[Weimer@CERT.Uni-Stuttgart.DE: [bt] Re: zlibscan : script to find suid binaries possibly affected by zlib vulnerability]

Scott Doty scott at sonic.net
Wed Mar 13 15:26:33 PST 2002


Saw this on BUGTRAQ.  Solves the problem of finding statically-linked zlib
binaries.  (No, I haven't tried it.)

(BTW, the script posted earlier was from BUGTRAQ, too.)

 -Scott

----- Forwarded message from Florian Weimer <Weimer at CERT.Uni-Stuttgart.DE> -----

Delivered-To: scott at ponzo.sonic.net
Delivered-To: mailing list bugtraq at securityfocus.com
Delivered-To: moderator for bugtraq at securityfocus.com
To: hologram <holo at brained.org>
Cc: <bugtraq at securityfocus.com>
Subject: [bt] Re: zlibscan : script to find suid binaries possibly affected by
 zlib vulnerability
From: Florian Weimer <Weimer at CERT.Uni-Stuttgart.DE>
Date: Wed, 13 Mar 2002 19:53:41 +0100

hologram <holo at brained.org> writes:

> The following is a quick shell script to find suid binaries that are
> potentially affected by the zlib vulnability (i.e., those dynamically
> linked).

The hard case are statically linked binaries, though.  I've written a
short Perl script which scans for signatures found in compiled zlib
code.  The signatures are based on zlib's data tables, not machine
code, so they are fairly architecture-independent (modulo the 32/64
bit and endian issues addressed by the script).

-- 
Florian Weimer 	                  Weimer at CERT.Uni-Stuttgart.DE
University of Stuttgart           http://CERT.Uni-Stuttgart.DE/people/fw/
RUS-CERT                          +49-711-685-5973/fax +49-711-685-5898

#!/usr/bin/perl -w

# find-zlib - scan for zlib tables in compiled code
# Copyright (C) 2002 RUS-CERT, University of Stuttgart.
# Written by Florian Weimer <Weimer at CERT.Uni-Stuttgart.DE>.
#
# This program is free software; you can redistribute it and/or modify
# it under the terms of the GNU General Public License as published by
# the Free Software Foundation; either version 2 of the License, or
# (at your option) any later version.
#
# This program is distributed in the hope that it will be useful,
# but WITHOUT ANY WARRANTY; without even the implied warranty of
# MERCHANTABILITY or FITNESS FOR A PARTICULAR PURPOSE.  See the
# GNU General Public License for more details.

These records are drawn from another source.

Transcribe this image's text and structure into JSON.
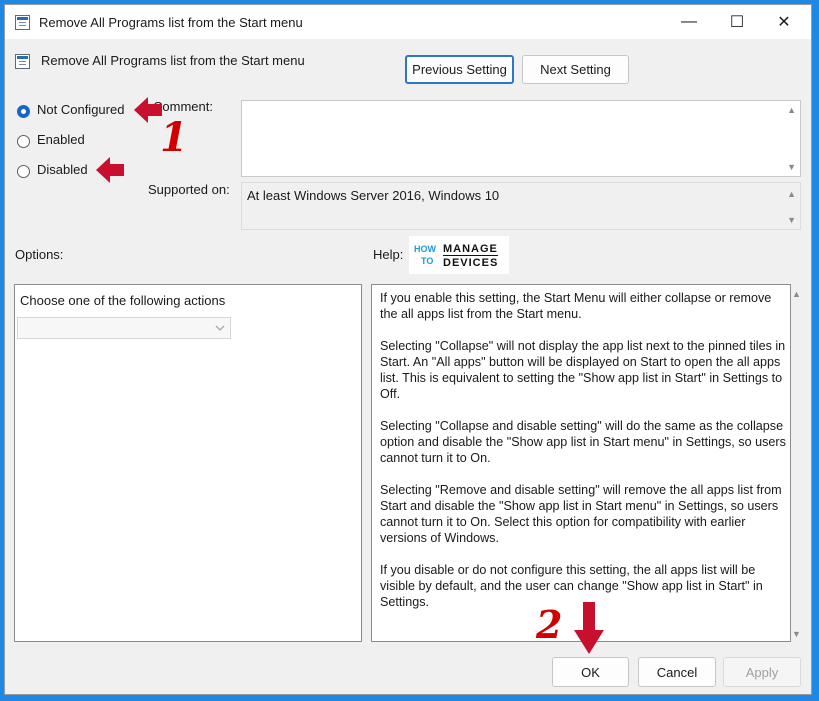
{
  "window": {
    "title": "Remove All Programs list from the Start menu",
    "controls": {
      "minimize": "—",
      "maximize": "☐",
      "close": "✕"
    }
  },
  "header": {
    "setting_name": "Remove All Programs list from the Start menu",
    "previous_label": "Previous Setting",
    "next_label": "Next Setting"
  },
  "state": {
    "options": [
      {
        "label": "Not Configured",
        "checked": true
      },
      {
        "label": "Enabled",
        "checked": false
      },
      {
        "label": "Disabled",
        "checked": false
      }
    ]
  },
  "comment": {
    "label": "Comment:",
    "value": ""
  },
  "supported": {
    "label": "Supported on:",
    "value": "At least Windows Server 2016, Windows 10"
  },
  "options_section": {
    "label": "Options:",
    "prompt": "Choose one of the following actions",
    "dropdown_value": ""
  },
  "help_section": {
    "label": "Help:",
    "logo": {
      "top": "HOW",
      "bottom": "TO",
      "right_top": "MANAGE",
      "right_bottom": "DEVICES"
    },
    "paragraphs": [
      "If you enable this setting, the Start Menu will either collapse or remove the all apps list from the Start menu.",
      "Selecting \"Collapse\" will not display the app list next to the pinned tiles in Start. An \"All apps\" button will be displayed on Start to open the all apps list. This is equivalent to setting the \"Show app list in Start\" in Settings to Off.",
      "Selecting \"Collapse and disable setting\" will do the same as the collapse option and disable the \"Show app list in Start menu\" in Settings, so users cannot turn it to On.",
      "Selecting \"Remove and disable setting\" will remove the all apps list from Start and disable the \"Show app list in Start menu\" in Settings, so users cannot turn it to On. Select this option for compatibility with earlier versions of Windows.",
      "If you disable or do not configure this setting, the all apps list will be visible by default, and the user can change \"Show app list in Start\" in Settings."
    ]
  },
  "footer": {
    "ok_label": "OK",
    "cancel_label": "Cancel",
    "apply_label": "Apply"
  },
  "annotations": {
    "marker1": "1",
    "marker2": "2",
    "color": "#c8102e"
  },
  "colors": {
    "background": "#1e88e5",
    "radio_selected": "#1a66c2",
    "focus_border": "#2b79c2"
  }
}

# $Id: find-zlib,v 1.8 2002/03/13 18:42:44 rusfw Exp $
# <http://CERT.Uni-Stuttgart.DE/files/fw/find-zlib>

use strict;

if (@ARGV == 0 or $ARGV[0] eq '-h') {
    print <<EOF;
find-zlib - scan for zlib tables in compiled code
Copyright (C) 2002 RUS-CERT, University of Stuttgart.

Usage: find-zlib [-v] filename...

In non-verbose mode (without the "-v" flag), find-zlib scans only for
three signatures:

  - The "cplenx table".  It is not specific to zlib, but used
    by any inflate decoder.
  - The "cplext table".  This table is specific to zlib and
    also gives some version information.
  - The "inflate" copyright string.

Even if the copyright string has been removed, the other two signatures
permit the identification of zlib inflate code.

In verbose mode, additional signatures are tested:

  - The "configuration table".  It is specific to zlib, but not
    required by the inflate code.
  - Some common messages found in zlib.
  - The "deflate" copyright string. Note that the deflate code is
    independent of the inflate code.

Thanks to Mark Adler for helpful suggestions.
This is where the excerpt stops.